Adoptianisme
L'adoptianisme est une doctrine religieuse selon laquelle Jésus ne serait devenu le fils de Dieu que par adoption à la suite de son baptême dans le Jourdain par Jean-Baptiste. Elle a une conception humanisante de Jésus, à l'opposé de la conception divinisante du docétisme[1].
Historique
Elle est apparue dès le IIe siècle chez Théodote de Byzance dont le souci était de revenir à un monothéisme plus étayé. Paul de Samosate, évêque d'Antioche la reprend en 268.
Au VIIIe siècle, en Espagne, l'archevêque Élipand de Tolède, et l'évêque d'Urgell, Félix d'Urgell reprirent à leur compte cette doctrine.
La querelle de l'adoptianisme
Cette querelle se réfère à une controverse qui a eu lieu pendant près de quinze ans, à partir de la fin du VIIIe siècle en Espagne et en France. En 794, l'évêque de Tolède, Élipand adresse une lettre aux évêques de France et à Félix d'Urgell où il affirme que la personne du Fils de Dieu n'est pas la même que la personne du fils de Joseph. Pour lui, le Christ serait seulement le fils de Marie, et ne serait devenu fils de Dieu que par adoption lors de son baptême.
Condamnation de l'hérésie
Cette doctrine est régulièrement condamnée au nom de l'orthodoxie. Cette affaire a eu un grand retentissement dans la chrétienté, jusqu'auprès d'Alcuin, conseiller de Charlemagne à Aix-la-Chapelle ; le pape Léon III lui-même prend parti contre cette doctrine, même si son prédécesseur Adrien Ier ne s'est pas engagé sur le sujet.
Sous les pressions d'Alcuin, de Charlemagne et du pape, Félix abjure à plusieurs reprises, après être revenu à l'hérésie chaque fois. Synodes et conciles ne viendront pas à bout des convictions du relaps :
- synode de 792, convoqué à Ratisbonne par Charlemagne ;
- synode de Pâques 794, présidé par Charlemagne à Francfort ;
- concile de 795, présidé à Rome par Léon III (pape de 795 à 816) ;
- concile de 796 à Frioul, présidé par Paulin d'Aquilée ;
- concile de 799, réuni par Léon III.
Charlemagne a tôt fait de rallier « le sage Alcuin » pour s'opposer à cette doctrine et rétablir l'unité de la chrétienté dans l'empire d'Occident.

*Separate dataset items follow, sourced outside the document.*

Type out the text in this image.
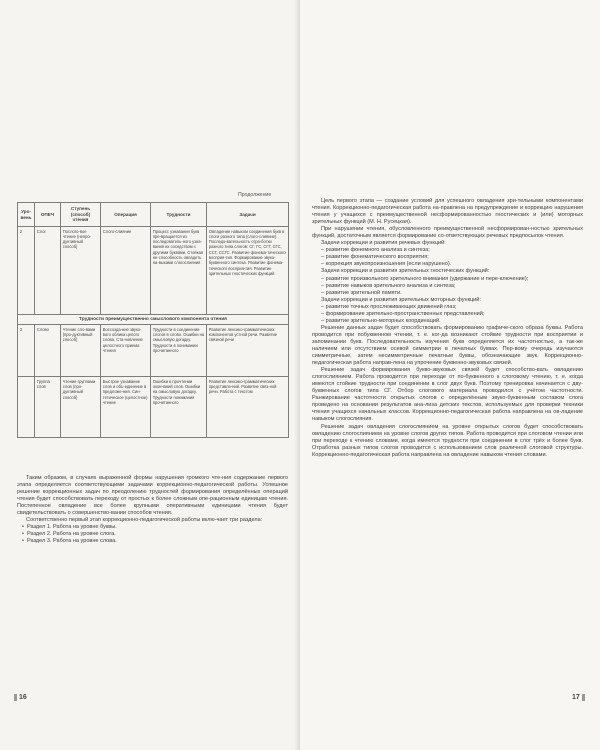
Продолжение
Уро-вень	ОПЕЧ	Ступень (способ) чтения	Операция	Трудности	Задачи
2	Слог	Послого-вое чтение (непро-дуктивный способ)	Слого-слияние	Процесс узнавания букв пре-вращается из последователь-ного узна-вания их соседством с другими буквами. Стойкая не-способность овладеть на-выками слогослияния	Овладение навыком соединения букв в слоги разного типа (слого-слияние). Последо-вательность отра-ботки разного типа слогов: СГ, ГС, СГГ, СГС, ССГ, ССГС. Развитие фонема-тического восприя-тия. Формирование звуко-буквенного синтеза. Развитие фонема-тического восприя-тия. Развитие зрительных гностических функций
Трудности преимущественно смыслового компонента чтения					
3	Слово	Чтение сло-вами (про-дуктивный способ)	Воссозда-ние звуко-вого облика целого слова. Ста-новление целостного приема чтения	Трудности в соединении слогов в слово. Ошибки на смысловую догадку. Трудности в понимании прочитанного	Развитие лексико-грамматических компонентов устной речи. Развитие связной речи
	Группа слов	Чтение группами слов (про-дуктивный способ)	Быстрое узнавание слов и объ-единение в предложе-ния. Син-тетическое (целостное) чтение	Ошибки в прочтении окончаний слов. Ошибки на смысловую догадку. Трудности понимания прочитанного	Развитие лексико-грамматических представле-ний. Развитие связ-ной речи. Работа с текстом

Таким образом, в случаях выраженной формы нарушения громкого чте-ния содержание первого этапа определяется соответствующими задачами коррекционно-педагогической работы. Успешное решение коррекционных задач по преодолению трудностей формирования определённых операций чтения будет способствовать переходу от простых к более сложным опе-рационным единицам чтения. Постепенное овладение все более крупными оперативными единицами чтения будет свидетельствовать о совершенство-вании способов чтения.

Соответственно первый этап коррекционно-педагогической работы вклю-чает три раздела:

• Раздел 1. Работа на уровне буквы.
• Раздел 2. Работа на уровне слога.
• Раздел 3. Работа на уровне слова.
16	17

Цель первого этапа — создание условий для успешного овладения зри-тельными компонентами чтения. Коррекционно-педагогическая работа на-правлена на предупреждение и коррекцию нарушения чтения у учащихся с преимущественной несформированностью гностических и (или) моторных зрительных функций (М. Н. Русецкая).

При нарушении чтения, обусловленного преимущественной несформирован-ностью зрительных функций, достаточным является формирование со-ответствующих речевых предпосылок чтения.

Задачи коррекции и развития речевых функций:

– развитие фонемного анализа и синтеза;

– развитие фонематического восприятия;

– коррекция звукопроизношения (если нарушено).

Задачи коррекции и развития зрительных гностических функций:

– развитие произвольного зрительного внимания (удержание и пере-ключение);

– развитие навыков зрительного анализа и синтеза;

– развитие зрительной памяти.

Задачи коррекции и развития зрительных моторных функций:

– развитие точных прослеживающих движений глаз;

– формирование зрительно-пространственных представлений;

– развитие зрительно-моторных координаций.

Решение данных задач будет способствовать формированию графиче-ского образа буквы. Работа проводится при побуквенном чтении, т. е. ког-да возникают стойкие трудности при восприятии и запоминании букв. Последовательность изучения букв определяется их частотностью, а так-же наличием или отсутствием осевой симметрии в печатных буквах. Пер-вому очередь изучаются симметричные, затем несимметричные печатные буквы, обозначающие звук. Коррекционно-педагогическая работа направ-лена на упрочение буквенно-звуковых связей.

Решение задач формирования букво-звуковых связей будет способство-вать овладению слогослиянием. Работа проводится при переходе от по-буквенного к слоговому чтению, т. е. когда имеются стойкие трудности при соединении в слог двух букв. Поэтому тренировка начинается с дву-буквенных слогов типа СГ. Отбор слогового материала проводился с учётом частотности. Ранжирование частотности открытых слогов с определённым звуко-буквенным составом слога проведено на основании результатов ана-лиза детских текстов, используемых для проверки техники чтения учащихся начальных классов. Коррекционно-педагогическая работа направлена на ов-ладение навыком слогослияния.

Решение задач овладения слогослиянием на уровне открытых слогов будет способствовать овладению слогослиянием на уровне слогов других типов. Работа проводится при слоговом чтении или при переходе к чтению словами, когда имеются трудности при соединении в слог трёх и более букв. Отработка разных типов слогов проводится с использованием слов различной слоговой структуры. Коррекционно-педагогическая работа направлена на овладение навыком чтения словами.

Devant l'affaiblissement des chrétiens d'Espagne qui sont sous domination musulmane, il espère sans doute appuyer l'Église, en prenant le parti du pape, sans doute aussi pour établir une partie de son autorité politique dans la zone occupée. Il veilla, par son épée, au service de l'empire chrétien, et Alcuin seconda le pape par l'épée de la doctrine (doctrine des deux épées, où le pape défend la foi, et Charlemagne, l'empire chrétien latin).
Félix d'Urgell est condamné comme relaps par le pape Léon III. Il meurt en prison en 818 à Lyon[2].
Postérité de l'adoptianisme
Ce n'est cependant qu'au XIIe siècle que le pape Alexandre III vient à bout de l'adoptianisme qui est considéré définitivement comme hérésie.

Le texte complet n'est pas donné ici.